Wer kurzsichtig ist, hat das oft seinen Eltern zu «verdanken». «Der genetische Faktor spielt sicher eine bedeutende Rolle», sagt denn auch Dr. Nadja Tajouri. «Aber er ist nicht der einzige.» Sie arbeitet als Fachärztin für Allgemeine Augenheilkunde und Neuro-Ophthalmologie in Zürich.

Bei den meisten Kindern trete Kurzsichtigkeit so im Alter von acht bis zwölf Jahren auf. Kurzsichtigkeit bedeutet, dass Gegenstände nur in der Nähe scharf, in der Ferne aber schnell einmal unscharf gesehen werden.

Eltern, die beide kurzsichtig seien, sollten ganz besonders beobachten, wie sich ihr Kind verhält. Denn Früherkennung sei das A und O für erfolgreiche Verbesserungen. «Die meisten kleinen Kinder nehmen Gegenstände nahe zu sich heran. Wenn sie das aber immer tun, sollten sie von einem Augenarzt abgeklärt werden.» Es gebe heute auch für kleine Kinder aussagefähige Sehtests.

«Generation kurzsichtig»

«Das Auge nimmt unsere Bedürfnisse an und passt sich entsprechend an», erklärt Dr. Tajouri. Wer viel Zeit vor dem (nahen) Bildschirm verbringe, möchte vor allem auf kurze Sicht gut sehen. Das führe aber dazu, dass der Augapfel in die Länge wachse, mit neuen Risiken für das Auge. Kein Wunder, dass Kurzsichtigkeit vor allem in asiatischen Ländern, wo schon kleine Kinder täglich Stunden zu Hause vor dem Computer verbringen, besonders häufig registriert wird. Fachärzte sprechen bereits von der «Generation kurzsichtig».

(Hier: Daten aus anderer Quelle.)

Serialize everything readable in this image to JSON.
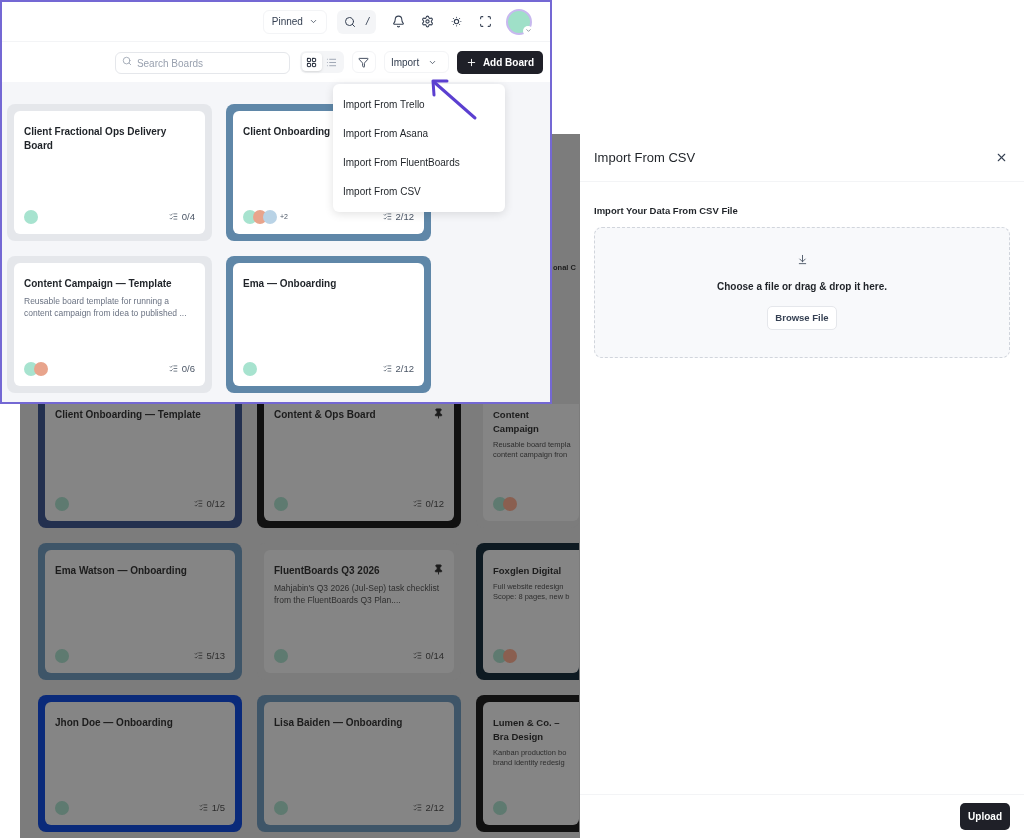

Kurzsichtigkeit lasse sich zwar nicht beheben, zumindest heute noch nicht. Aber im frühen Kindesalter könne mit einfachen Massnahmen noch viel für die Zukunft vorgesorgt werden. «Das Wachstum des Augapfels lässt sich in diesem Alter abbremsen, indem die Kinder möglichst viel Freizeit draussen im Tageslicht verbringen», lautet die wichtigste Empfehlung der Augenärztin. «Mindestens eineinhalb bis zwei Stunden täglich», fügt sie an. Das Auge könne sich dadurch immer wieder an weite Distanzen gewöhnen und zudem vom besten Licht für das Auge, dem Tageslicht, profitieren.

Von Vorteil sei auch, das Blaulicht bei elektronischen Geräten herauszunehmen. Um das Fortschreiten von Kurzsichtigkeit bei Kindern zu verlangsamen, seien auch Atropin-Augentropfen häufig eine vielversprechende Option.

Lieber auf Prävention setzen

Dank einer frühzeitigen Erkennung und einer optimalen Anpassung des Auges mit einer Brille oder einer Linse könne man sich später viele Komplikationen ersparen. Eine schwere unbehandelte Kurzsichtigkeit bedeute ein erhöhtes Risiko für grauen oder grünen Star. Folglich sei es sinnvoller, auf Prävention zu setzen und immer das Sehoptimum zu finden, statt später eine aufwendige Therapie mit Operationen in Kauf nehmen zu müssen.

Doch Brille oder Linse? Für Dr. Tajouri eignen sich Linsen mindestens ebenso gut. Sie hätten sogar gewisse Vorteile. So könne die Kurzsichtigkeit bei Linsen im Gegensatz zu Brillen oft lange Zeit auf dem gleichen Dioptrie-Stand gehalten werden.

Nachtlinsen als Geheimtipp

Im Vergleich zur welschen Schweiz sind in der Deutschschweiz sogenannte Nachtlinsen noch nicht stark verbreitet. «Leider», betont Dr. Tajouri, denn solche Linsen könnten für viele Menschen eine echte Entlastung sein. «Sie werden nur nachts getragen und modellieren die Augenoberfläche zur korrigierenden Brechung. Sie haben bewiesen, dass sie das Fortschreiten von Kurzsichtigkeit hemmen bis stoppen können.» Am Tag benötige man dann keine Linsen.

Nachtlinsen würden sich allerdings nur für ein gewisses Spektrum von Kurzsichtigen eignen.